The topic of uxoriousness and the related one of putting women on pedestals beg to be ruminated upon. Romantics are prone to these related errors. Italians are well-represented among romantics, not that Cheever was of Italian extraction, but he had a thing for Italy and swotted up a lot of the lingo. According to G. M. Hopkins' biographer Robert Bernard Martin, Coventry Patmore was ". . . one of the most flagrantly uxorious men of the [19th] century, one who quite seriously worshipped women and all they stood for." (Gerard Manley Hopkins: A Very Private Life, G. P. Putnam's Sons, 1991, p. 355.)

Finally, you can see that Cheever is a good writer. How do I know that? It takes one to know one. Like alone knows like. (I recall this principle's being referred as the homoion theorem. But Google turns up nothing. Paging Dave Lull!) 

_____________

* This is evidence of a sort for our dual status. If we were animals merely, why would some of us find the spiritually affine only among the non-blood-related?  And why would be feel spiritually alienated from the blood-related?

** Can we understand divine creation in analogy to the creation of fictional characters by a novelist?  Hugh McCann makes a brave attempt in this direction in his 2012 Creation and the Sovereignty of God. I bring up some weighty objections in my review article Hugh McCann and the Implications of Divine Sovereignty, published in American Catholic Philosophical Quarterly, 2014, 88 (1):149-161.

*** Jeder Handwerk zieht krumm. I picked up this folk phrase from Nietzsche, The Gay Science [Die fröhliche Wissenschaft], 1882:

Almost always the books of scholars are somehow oppressive, oppressed: the “specialist” emerges somewhere—his zeal, his seriousness, his fury, his overestimation of the nook in which he sits and spins, his hunched back; every specialist has his hunched back. Every scholarly book also mirrors a soul that has become crooked; every craft makes crooked.…Nothing can be done about that. Let nobody suppose that one could possibly avoid such crippling by some artifice of education. On this earth one pays dearly for every kind of mastery.…For having a specialty one pays by also being the victim of this specialty. But you would have it otherwise—cheaper and fairer and above all more comfortable—isn’t that right, my dear contemporaries. Well then, but in that case you also immediately get something else: instead of the craftsman and master, [you get] the “man of letters,” the dexterous, “polydexterous” man of letters who, to be sure, lacks the hunched back—not counting the posture he assumes before you, being the salesman of the spirit and the “carrier” of culture—the man of letters who really is nothing but “represents” almost everything, playing and “substituting” for the expert, and taking it upon himself in all modesty to get himself paid, honored, and celebrated in place of the expert.
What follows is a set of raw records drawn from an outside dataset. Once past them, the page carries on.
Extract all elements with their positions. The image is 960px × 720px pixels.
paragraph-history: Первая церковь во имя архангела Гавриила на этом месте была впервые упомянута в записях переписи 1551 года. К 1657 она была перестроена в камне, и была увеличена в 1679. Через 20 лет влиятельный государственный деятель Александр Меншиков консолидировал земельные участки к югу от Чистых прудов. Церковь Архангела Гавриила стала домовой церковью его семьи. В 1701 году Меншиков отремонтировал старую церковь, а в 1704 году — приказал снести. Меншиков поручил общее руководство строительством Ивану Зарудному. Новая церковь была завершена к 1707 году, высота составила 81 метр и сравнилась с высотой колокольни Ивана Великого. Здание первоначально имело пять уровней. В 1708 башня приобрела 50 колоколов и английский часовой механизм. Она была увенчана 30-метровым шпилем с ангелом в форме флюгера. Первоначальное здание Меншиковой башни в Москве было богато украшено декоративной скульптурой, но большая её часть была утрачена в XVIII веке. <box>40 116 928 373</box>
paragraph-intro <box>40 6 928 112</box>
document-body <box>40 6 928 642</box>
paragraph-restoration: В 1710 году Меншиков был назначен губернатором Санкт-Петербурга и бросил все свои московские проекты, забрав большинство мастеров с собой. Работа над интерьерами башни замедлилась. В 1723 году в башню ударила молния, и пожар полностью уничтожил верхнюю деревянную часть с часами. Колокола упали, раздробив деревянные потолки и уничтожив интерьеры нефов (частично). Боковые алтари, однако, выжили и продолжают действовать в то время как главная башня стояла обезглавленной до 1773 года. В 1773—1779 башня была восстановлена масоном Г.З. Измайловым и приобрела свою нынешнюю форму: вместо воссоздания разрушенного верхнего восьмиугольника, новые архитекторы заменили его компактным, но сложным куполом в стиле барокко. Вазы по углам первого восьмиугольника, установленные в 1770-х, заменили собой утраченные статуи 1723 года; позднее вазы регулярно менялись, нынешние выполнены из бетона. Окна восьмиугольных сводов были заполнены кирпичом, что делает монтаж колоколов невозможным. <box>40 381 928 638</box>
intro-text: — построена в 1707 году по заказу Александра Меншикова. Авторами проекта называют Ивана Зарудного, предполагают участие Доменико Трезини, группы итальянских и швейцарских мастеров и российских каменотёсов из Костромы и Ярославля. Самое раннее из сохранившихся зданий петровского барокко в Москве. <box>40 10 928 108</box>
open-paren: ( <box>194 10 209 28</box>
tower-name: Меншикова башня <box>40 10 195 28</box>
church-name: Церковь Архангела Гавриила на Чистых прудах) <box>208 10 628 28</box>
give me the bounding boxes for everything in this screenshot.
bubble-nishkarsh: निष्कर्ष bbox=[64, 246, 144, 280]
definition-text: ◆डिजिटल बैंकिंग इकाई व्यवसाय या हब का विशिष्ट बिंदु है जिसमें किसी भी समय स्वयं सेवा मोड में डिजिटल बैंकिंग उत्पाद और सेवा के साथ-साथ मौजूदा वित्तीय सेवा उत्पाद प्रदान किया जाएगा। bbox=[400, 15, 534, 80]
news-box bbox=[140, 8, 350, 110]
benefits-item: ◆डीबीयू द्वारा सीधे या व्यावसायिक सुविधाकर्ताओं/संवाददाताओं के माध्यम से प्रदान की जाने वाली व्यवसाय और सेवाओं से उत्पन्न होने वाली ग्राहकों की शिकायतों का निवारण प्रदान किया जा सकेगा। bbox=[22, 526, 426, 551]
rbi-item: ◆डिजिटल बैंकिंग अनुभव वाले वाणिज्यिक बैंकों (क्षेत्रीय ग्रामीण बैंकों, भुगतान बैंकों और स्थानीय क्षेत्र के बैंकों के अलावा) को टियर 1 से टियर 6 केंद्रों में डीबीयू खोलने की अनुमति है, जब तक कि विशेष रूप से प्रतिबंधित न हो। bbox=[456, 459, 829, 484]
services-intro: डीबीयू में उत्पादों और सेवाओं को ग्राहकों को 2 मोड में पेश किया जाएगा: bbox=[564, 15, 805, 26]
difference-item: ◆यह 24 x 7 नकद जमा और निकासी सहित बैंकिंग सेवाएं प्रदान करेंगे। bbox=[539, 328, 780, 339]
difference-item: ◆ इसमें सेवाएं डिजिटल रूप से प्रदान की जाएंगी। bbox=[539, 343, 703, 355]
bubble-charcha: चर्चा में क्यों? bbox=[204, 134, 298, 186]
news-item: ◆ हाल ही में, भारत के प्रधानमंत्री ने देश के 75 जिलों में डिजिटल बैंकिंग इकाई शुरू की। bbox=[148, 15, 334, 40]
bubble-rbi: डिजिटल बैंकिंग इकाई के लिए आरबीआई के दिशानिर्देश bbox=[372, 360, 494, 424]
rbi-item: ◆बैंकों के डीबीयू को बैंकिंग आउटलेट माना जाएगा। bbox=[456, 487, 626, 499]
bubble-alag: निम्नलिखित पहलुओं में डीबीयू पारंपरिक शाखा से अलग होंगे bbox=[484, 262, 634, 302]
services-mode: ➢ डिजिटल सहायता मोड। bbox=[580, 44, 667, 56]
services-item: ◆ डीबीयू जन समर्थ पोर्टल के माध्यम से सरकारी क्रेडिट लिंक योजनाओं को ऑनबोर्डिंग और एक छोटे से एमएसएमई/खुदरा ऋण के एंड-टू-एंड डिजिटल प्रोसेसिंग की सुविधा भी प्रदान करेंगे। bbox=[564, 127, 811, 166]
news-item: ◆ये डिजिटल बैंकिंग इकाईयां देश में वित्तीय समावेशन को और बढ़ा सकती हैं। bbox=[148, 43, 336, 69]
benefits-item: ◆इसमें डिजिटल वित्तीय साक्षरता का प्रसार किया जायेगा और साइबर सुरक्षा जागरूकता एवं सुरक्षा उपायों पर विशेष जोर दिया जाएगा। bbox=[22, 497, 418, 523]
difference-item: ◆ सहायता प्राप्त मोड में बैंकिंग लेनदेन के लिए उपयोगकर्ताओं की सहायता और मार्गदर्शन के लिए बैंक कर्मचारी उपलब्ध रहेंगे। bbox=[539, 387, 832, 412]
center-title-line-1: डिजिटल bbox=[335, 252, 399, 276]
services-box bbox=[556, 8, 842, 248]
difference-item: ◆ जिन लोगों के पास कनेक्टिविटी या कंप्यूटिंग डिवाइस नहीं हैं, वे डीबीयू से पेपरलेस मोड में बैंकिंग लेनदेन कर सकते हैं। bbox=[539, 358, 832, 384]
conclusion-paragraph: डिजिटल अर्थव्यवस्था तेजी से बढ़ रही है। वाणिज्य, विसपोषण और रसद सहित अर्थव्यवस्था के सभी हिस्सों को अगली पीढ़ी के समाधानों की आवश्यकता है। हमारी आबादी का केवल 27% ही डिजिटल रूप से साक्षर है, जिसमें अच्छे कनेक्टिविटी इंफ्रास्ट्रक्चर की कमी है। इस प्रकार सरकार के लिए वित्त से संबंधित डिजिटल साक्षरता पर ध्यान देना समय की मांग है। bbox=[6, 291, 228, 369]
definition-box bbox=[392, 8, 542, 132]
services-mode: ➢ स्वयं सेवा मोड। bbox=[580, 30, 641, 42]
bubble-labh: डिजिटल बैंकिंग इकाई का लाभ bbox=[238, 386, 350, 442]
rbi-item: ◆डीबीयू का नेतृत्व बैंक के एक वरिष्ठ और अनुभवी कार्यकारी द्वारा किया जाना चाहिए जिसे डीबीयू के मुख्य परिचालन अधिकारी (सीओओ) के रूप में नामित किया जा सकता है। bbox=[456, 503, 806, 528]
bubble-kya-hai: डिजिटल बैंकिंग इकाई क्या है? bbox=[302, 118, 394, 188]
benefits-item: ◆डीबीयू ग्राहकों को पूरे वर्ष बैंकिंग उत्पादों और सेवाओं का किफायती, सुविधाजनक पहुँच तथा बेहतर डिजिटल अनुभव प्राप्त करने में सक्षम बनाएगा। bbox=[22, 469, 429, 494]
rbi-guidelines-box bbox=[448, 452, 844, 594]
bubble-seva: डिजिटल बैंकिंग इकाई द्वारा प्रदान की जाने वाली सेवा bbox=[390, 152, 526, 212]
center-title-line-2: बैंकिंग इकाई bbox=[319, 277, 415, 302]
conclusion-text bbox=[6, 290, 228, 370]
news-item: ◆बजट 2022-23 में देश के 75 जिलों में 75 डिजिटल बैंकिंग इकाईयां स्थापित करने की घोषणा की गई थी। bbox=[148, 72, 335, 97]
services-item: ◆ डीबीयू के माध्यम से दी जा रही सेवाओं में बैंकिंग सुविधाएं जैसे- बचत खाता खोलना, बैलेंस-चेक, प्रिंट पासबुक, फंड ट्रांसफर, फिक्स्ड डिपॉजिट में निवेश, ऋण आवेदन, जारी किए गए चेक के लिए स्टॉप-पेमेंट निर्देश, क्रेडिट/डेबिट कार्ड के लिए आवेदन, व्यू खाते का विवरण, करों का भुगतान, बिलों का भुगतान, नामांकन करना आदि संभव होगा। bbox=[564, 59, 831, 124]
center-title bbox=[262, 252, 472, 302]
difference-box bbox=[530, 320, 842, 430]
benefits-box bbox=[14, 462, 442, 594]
No, my scholarly friends, I bless you even for your hunched back. And for despising, as I do, the “men of letters” and culture parasites. And for not knowing how to make a business of the spirit. And for having opinions that cannot be translated into financial values. And for not representing anything that you are not. And because your sole aim is to become masters of your craft, with reverence for every kind of mastery and competence, and with uncompromising opposition to everything that is semblance, half-genuine, dressed up, virtuosolike, demagogical, or histrionic in litteris et artibus—to everything that cannot prove to you its unconditional probity in discipline and prior training.

Could old Fritz write or could he write? He puts us all to shame. He and his century-mate Kierkegaard, a prodigious engine of literary productivity if ever there was one. He lived for a scant 42 years (1813-1855); Nietzsche a mere 56 years (1844-1900).